Newsletter 2/2024 - Past Events

14 March 2024, Online

In our Lunch DIScussions on "The Limits of the Discounted Cash Flow Approach: The Good, the Bad, and the Ugly," the experts Alexander Demuth, Björn Brand, and Christian Gruschwitz from Secretariat discussed the multifaceted nature of the Discounted Cash Flow (DCF) method, highlighting its role in both valuation and damages assessment within arbitration and litigation settings.

The discussion delineated the fundamental elements of the DCF method, including the identification and projection of cash flows, the determination of an appropriate discount rate, and the calculation of both present and terminal values. It highlighted the method's inherent reliance on estimates rather than actuals, emphasizing the importance of precision in estimating future cash flows and discount rates.

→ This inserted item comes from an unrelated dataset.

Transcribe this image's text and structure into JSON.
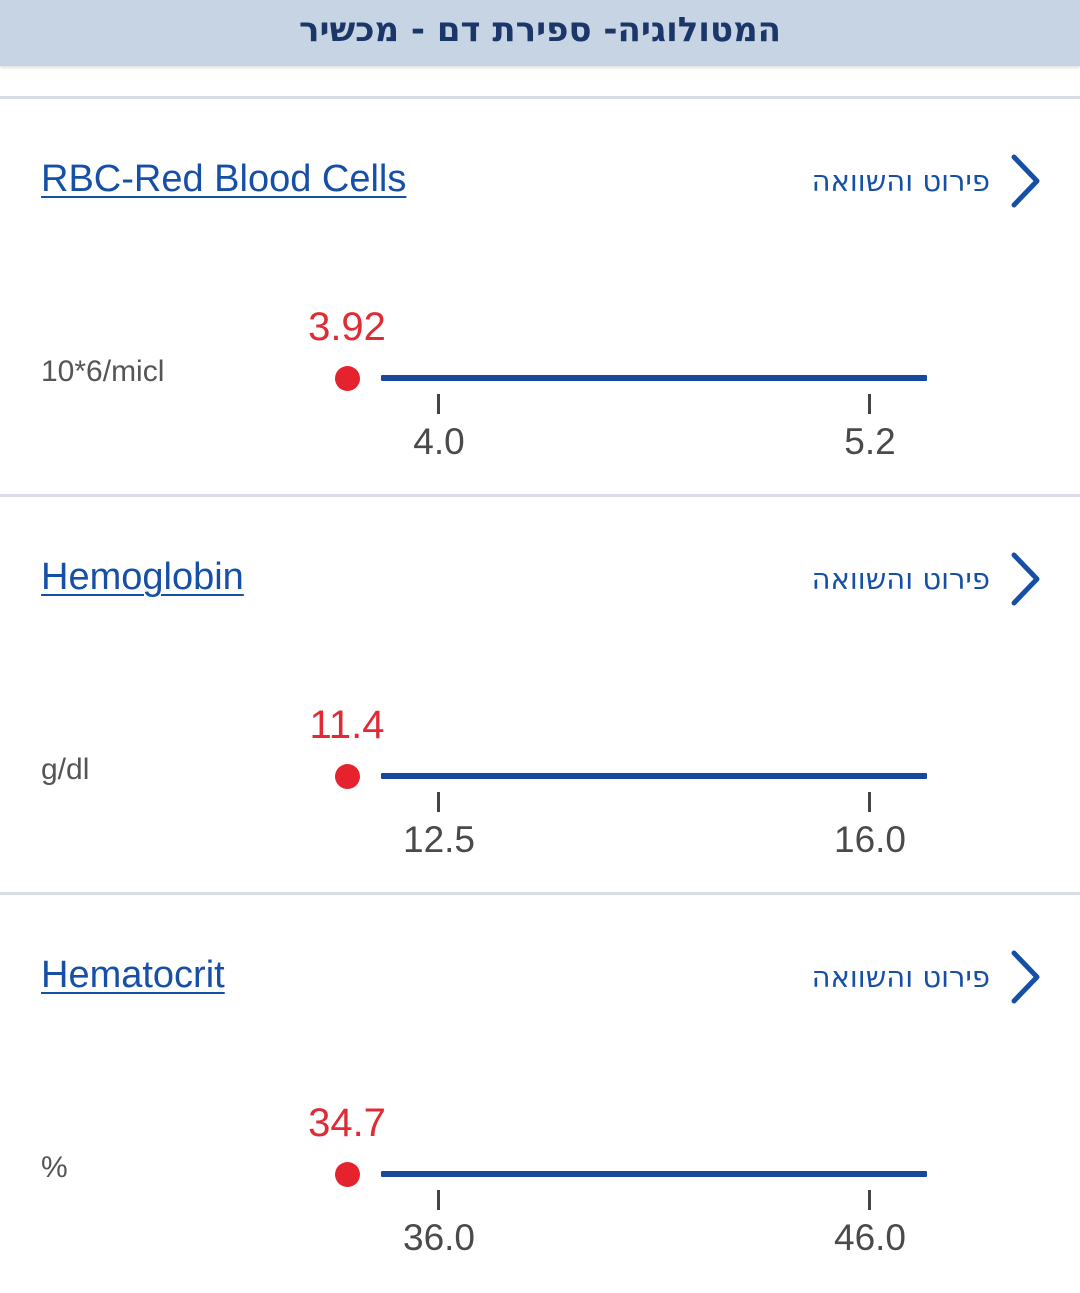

The discussion explored the rationale behind the reliance on the DCF approach, attributing it to its inherent flexibility which allows for a comprehensive consideration of various effects and circumstances.  Addressing the application of the DCF method in damages determination, the discussion outlined two primary approaches: the direct approach, focusing on the immediate financial impact of harmful events, and the indirect (but-for) approach, comparing hypothetical scenarios absent the wrongful act with actual outcomes. Each approach was critically analyzed, with attention to the challenges of data availability, the relevance of historical financial data, and the complexities involved in adjusting cash flows for unrelated external factors.

The key components of a DCF analysis were examined, including the selection of valuation dates, the definition of the damages period, the establishment of cash flows, the determination of the discount rate, and the calculation of terminal value. Each element was dissected to reveal its potential to significantly influence the outcome of a valuation or damage assessment, emphasizing the nuanced considerations that must be accounted for to avoid misrepresentation or manipulation of financial outcomes.

Further, the discussion considered some real-life case examples; the questions raised by the audience resulted in a lively LunchDIScussion.